Al-Qaeda in the Islamic Maghreb (AQIM) said it was behind a "rocket attack on a MINUSMA base" in northern Mali on Tuesday and a landmine explosion Thursday targeting a UN convoy in the restive north, according to Mauritanian news agency Al-Akhbar, citing AQIM spokesman Abderrahmane Al-Azawadi.
The Al-Akhbar agency regularly carries jihadist statements. MINUSMA on Tuesday said a Bangladeshi peacekeeper had been shot dead and another wounded in "an incident". And on Thursday, MINUSMA announced that three Burkina Faso peacekeepers were wounded when their convoy triggered at least one mine in the Timbuktu region.

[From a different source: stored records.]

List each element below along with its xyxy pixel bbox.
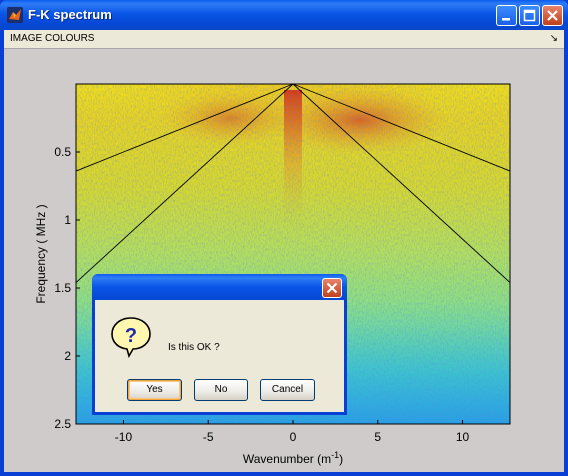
dialog-body: ? Is this OK ? Yes No Cancel xyxy=(95,300,344,412)
dialog-close-button[interactable] xyxy=(322,278,342,298)
close-icon xyxy=(326,282,338,294)
minimize-button[interactable] xyxy=(496,5,517,26)
no-button[interactable]: No xyxy=(194,379,248,401)
cancel-button[interactable]: Cancel xyxy=(260,379,315,401)
y-axis-label: Frequency ( MHz ) xyxy=(34,204,48,303)
yes-button[interactable]: Yes xyxy=(127,379,182,401)
velocity-line-2 xyxy=(75,83,294,283)
x-tick-label: 10 xyxy=(456,430,470,444)
matlab-app-icon xyxy=(7,7,23,23)
x-tick-label: 5 xyxy=(374,430,381,444)
y-tick-label: 2.5 xyxy=(54,417,71,431)
velocity-line-3 xyxy=(292,83,511,172)
x-axis-label: Wavenumber (m-1) xyxy=(243,450,343,466)
x-tick-label: 0 xyxy=(290,430,297,444)
x-tick-label: -5 xyxy=(203,430,214,444)
close-icon xyxy=(547,10,558,21)
question-icon: ? xyxy=(111,317,151,358)
svg-text:?: ? xyxy=(125,325,137,347)
maximize-button[interactable] xyxy=(519,5,540,26)
dialog-titlebar[interactable] xyxy=(92,274,347,300)
velocity-lines xyxy=(75,83,511,283)
menubar: IMAGE COLOURS ↘ xyxy=(4,30,564,49)
menubar-arrow-icon: ↘ xyxy=(549,33,558,44)
y-tick-label: 0.5 xyxy=(54,145,71,159)
window-titlebar[interactable]: F-K spectrum xyxy=(0,0,568,30)
y-axis-ticks: 0.5 1 1.5 2 2.5 xyxy=(54,145,80,431)
dialog-message: Is this OK ? xyxy=(168,342,220,353)
velocity-line-4 xyxy=(292,83,511,283)
y-tick-label: 1.5 xyxy=(54,281,71,295)
window-title: F-K spectrum xyxy=(28,7,112,22)
velocity-line-1 xyxy=(75,83,294,172)
x-axis-ticks: -10 -5 0 5 10 xyxy=(115,420,470,444)
close-button[interactable] xyxy=(542,5,563,26)
maximize-icon xyxy=(523,9,536,22)
menu-image-colours[interactable]: IMAGE COLOURS xyxy=(10,33,95,44)
confirm-dialog: ? Is this OK ? Yes No Cancel xyxy=(92,274,347,415)
y-tick-label: 1 xyxy=(64,213,71,227)
x-tick-label: -10 xyxy=(115,430,133,444)
y-tick-label: 2 xyxy=(64,349,71,363)
minimize-icon xyxy=(502,18,510,21)
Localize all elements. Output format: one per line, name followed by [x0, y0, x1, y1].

The AQIM spokesman, however, said the mine blast had caused "three deaths", Al-Akhbar reported. MINUSMA commander Major General Michael Lollesgaard and the mission's police chief were part of the convoy, MINUSMA sources told AFP.
With 35 peacekeepers killed in combat since MINUSMA's inception in 2013, the UN has described northern Mali as the deadliest place on earth for its personnel. The country's northern desert has been plagued by violence from jihadist groups that seized control of the region from Tuareg rebels before being routed by a French-led international intervention in 2013.
Despite peaceful elections after the French operation, the country remains deeply divided and the north has seen an upsurge in attacks recently.